WHILE KUNZRU WISHES to “double underline” the fact that he is not the writer-narrator in the novel, they do share similar politics. “He is like a version of me that I’d raise an eyebrow at,” he says with a laugh. An interesting narrative arc tells the story of the cleaner Monika, who the narrator meets at the writing centre. The entire section ‘Undermining’ details her days as a rocker in East Germany. She is the quintessential outsider, anchorless and alone, who befriends a punk group and finally feels she belongs. But she comes to know betrayal intimately. There are many twists to her tale, which are best read in the book and not revealed in an article. This section hooks the reader as it reveals the brutalities of the state, especially upon the body and mind of a woman. It also evacuates the reader from the interiors of the narrator’s head. One of Monika’s laments is that it’s ‘shitty’ to live ‘in a country where everything was run by old men. A whole country, reeking of piss and schnapps and cabbage soup’.
Paranoia is about perceiving an hidden order of the world that is just out of reach. There is a danger that you haven’t quite understood, says Hari Kunzru
I ask Kunzru, what are the dangers when countries are run by old men? He says in Monika’s case, she’s referring to the “sclerotic Communist Party establishment of East Germany”, but he recently learnt that American politicians are getting older and older relative to the general population. The older generation benefit from their experience, but are limited by imagination. He says, “They don’t understand why things should change.”
The narrator in the novel isn’t an old man, but he is a middle-age man who is aware that his horizons are decreasing and his limitations growing; ‘I was getting older, weaker. Eventually I would fall behind, find myself separated from the pack.’
If the narrator is aware of his deficiencies, Kunzru also identifies the growing gulf between the young and the old. He says, “There’s the advancing disconnection between the government of very rich old people and the population which is younger and more insecure. The young and poor people will turn to some other solution, and it will be a more radical solution.”

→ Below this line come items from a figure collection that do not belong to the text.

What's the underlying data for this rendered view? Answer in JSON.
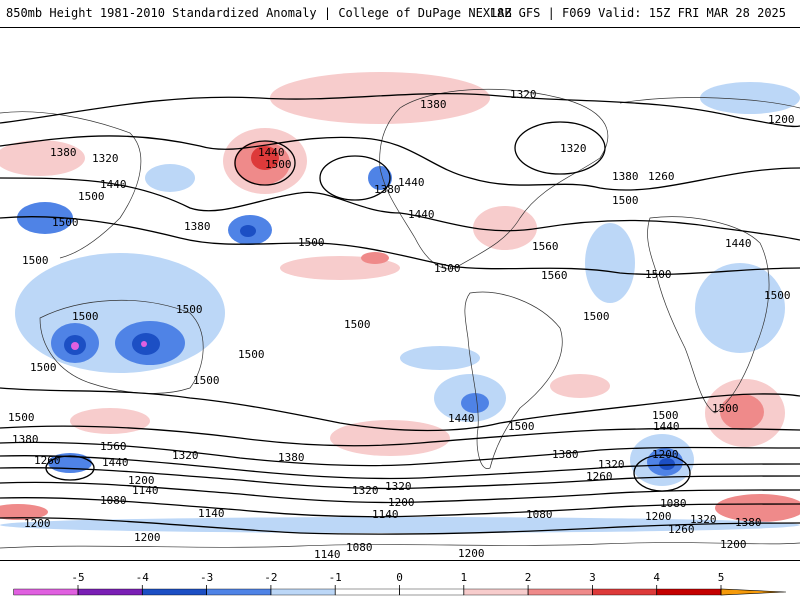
{
  "header": {
    "title": "850mb Height 1981-2010 Standardized Anomaly | College of DuPage NEXLAB",
    "run_info": "18Z GFS | F069 Valid: 15Z FRI MAR 28 2025"
  },
  "map": {
    "projection": "global-cylindrical",
    "contour_labels": [
      "1320",
      "1380",
      "1200",
      "1380",
      "1320",
      "1440",
      "1500",
      "1320",
      "1380",
      "1260",
      "1440",
      "1500",
      "1500",
      "1440",
      "1380",
      "1500",
      "1440",
      "1500",
      "1560",
      "1380",
      "1500",
      "1500",
      "1440",
      "1560",
      "1500",
      "1500",
      "1500",
      "1500",
      "1500",
      "1500",
      "1500",
      "1500",
      "1500",
      "1500",
      "1440",
      "1500",
      "1500",
      "1500",
      "1440",
      "1380",
      "1380",
      "1560",
      "1440",
      "1320",
      "1380",
      "1260",
      "1320",
      "1200",
      "1320",
      "1320",
      "1260",
      "1200",
      "1080",
      "1140",
      "1200",
      "1140",
      "1080",
      "1200",
      "1080",
      "1140",
      "1200",
      "1200",
      "1080",
      "1140",
      "1200",
      "1320",
      "1380",
      "1260",
      "1200"
    ],
    "legend_ticks": [
      "-5",
      "-4",
      "-3",
      "-2",
      "-1",
      "0",
      "1",
      "2",
      "3",
      "4",
      "5"
    ],
    "colors": {
      "n5": "#e060e0",
      "n4": "#7a1fb5",
      "n3": "#1c4fc4",
      "n2": "#4f83e6",
      "n1": "#bcd7f7",
      "zero": "#ffffff",
      "p1": "#f7cccc",
      "p2": "#ef8a8a",
      "p3": "#dd3a3a",
      "p4": "#c40000",
      "p5": "#f59a0a"
    }
  }
}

Kunzru’s novel is deeply embedded in the machinations of the twenty-first century, but it is also an ode to the arts. The narrator might be a self-absorbed writer, but the novel also reveals the realities of writing; the sacrifices that need to be made and the labour that it entails. Red Pill hinged on writing, will be the middle book of a loose trilogy; White Tears dealt with music, and his next novel Blue Ruin will be about the visual arts. The arts have always been the filter through which he has understood the world. Kunzru says, “One of the interesting things about being a novelist is that you’re not a specialist in anything. In a funny way, you have no authority at all. I want to explore all sorts of areas. And talk about them. And I have no such academic standing, no political party. The best thing I have is perhaps a reputation for calling it as I see. All you could do is describe the world as it seems to you and you try to do it as honestly as you can, and fully understanding that’s your point of view. And that will be horrific and absurd to some people. I think there’s a value in that. I don’t think art is going to save us in any way.”